Da sfatare, dunque, le numerose leggende metropolitane che sono circolate negli ultimi giorni: il batterio non ha nulla a che vedere con gli immigrati, scambiarsi i bicchieri con un immigrato non aumenta il rischio di ammalarsi di meningite; inutile, anzi dannosa per la salute pubblica, la corsa al vaccino che viene, dal 2006, offerta ai neonati in dodici regioni, è inserita nel Piano di Vaccinazioni nazionale e si rivela inutile per gli adulti a meno che non avvenga in particolari casi di focolai epidemici e sotto il controllo della ASL di competenza.
Certamente la meningite meningococcica è molto pericolosa e l’unica strategia efficace è intervenire tempestivamente con gli antibiotici. Di solito la malattia ha un esordio acuto, talvolta addirittura fulminante. L’evoluzione è comunque rapida: si ha febbre alta e mal di testa (dovuto all’aumento della pressione endocranica), talvolta vomito indipendente dall’assunzione di cibo. Possono manifestarsi anche disturbi del sensorio, dello stato di coscienza e della vigilanza fino al coma. Un tratto caratteristico è la rigidità del collo per una contrazione nervosa: il soggetto colpito non riesce a toccare il torace con il mento. Nei casi più gravi, quando il batterio ha raggiunto il sangue e dà origine a una setticemia, si manifestano chiazze cutanee esantematiche.
Il dato fondamentale, quindi, è la tempestività della diagnosi. Con sintomi che facciano sospettare la meningite meningococcica si esegue una puntura lombare per analizzare il liquor e si comincia subito un trattamento antibiotico. Si tratta infatti di una vera e propria urgenza infettivologica. L’esame chimico e microbiologico darà poi la conferma della presenza o meno di meningite e fornirà l’antibiogramma, cioè la sensibilità del batterio agli antibiotici. Se il paziente risponde al trattamento, di solito migliora in pochi giorni anche se la cura andrà somministrata ancora più a lungo. Purtroppo non sempre si arriva in tempo: il tasso di mortalità è del 10-12%, in linea con gli altri Paesi europei.

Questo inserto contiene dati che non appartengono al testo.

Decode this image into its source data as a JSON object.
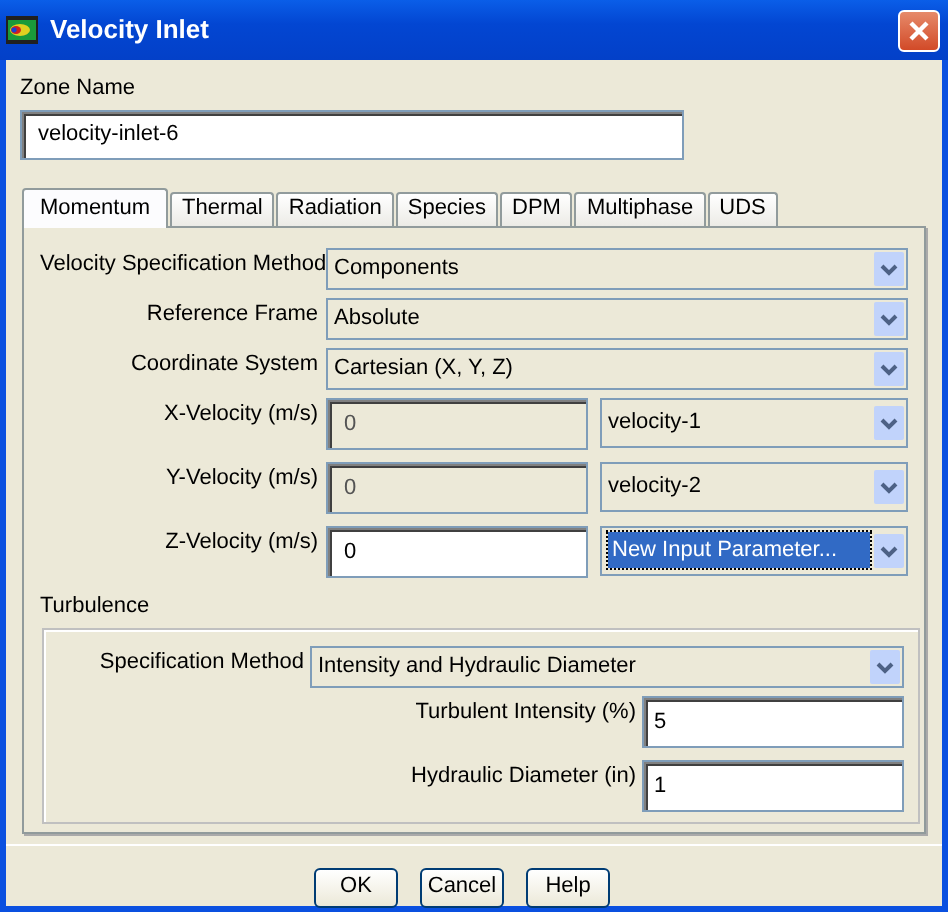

La diffusione del batterio è per via aerea, attraverso le goccioline di saliva che si trasmettono quando le persone sono a non più di un metro di distanza. Pertanto tutti coloro che sono stati vicini agli individui infettati dovrebbero essere sottoposti a profilassi antibiotica, che è semplice ed efficace. La chemioprofilassi è opportuna soprattutto quando il contagio si manifesta in luoghi chiusi come una scuola o una caserma.
Può essere utile vaccinarsi? Non nell’immediatezza del contagio. Esistono però due vaccini ai quali si può ricorrere come copertura generale: esiste un vaccino quadrivalente (contro 4 dei 5 sierogruppi del batterio Neisseria:A, C, W135 e Y), adatto per gli adulti, soprattutto alcune categorie a rischio. Vi è poi un altro vaccino per l’infanzia, monovalente contro il sierogruppo C, che è all’origine di circa la metà dei casi da meningococco in Italia. L’altra metà è da sierogruppo B, contro il quale  esiste vaccino. Teniamo presente che si tratta di un’infezione che colpisce al 50% sotto i 17 anni e al 30% sotto i 5.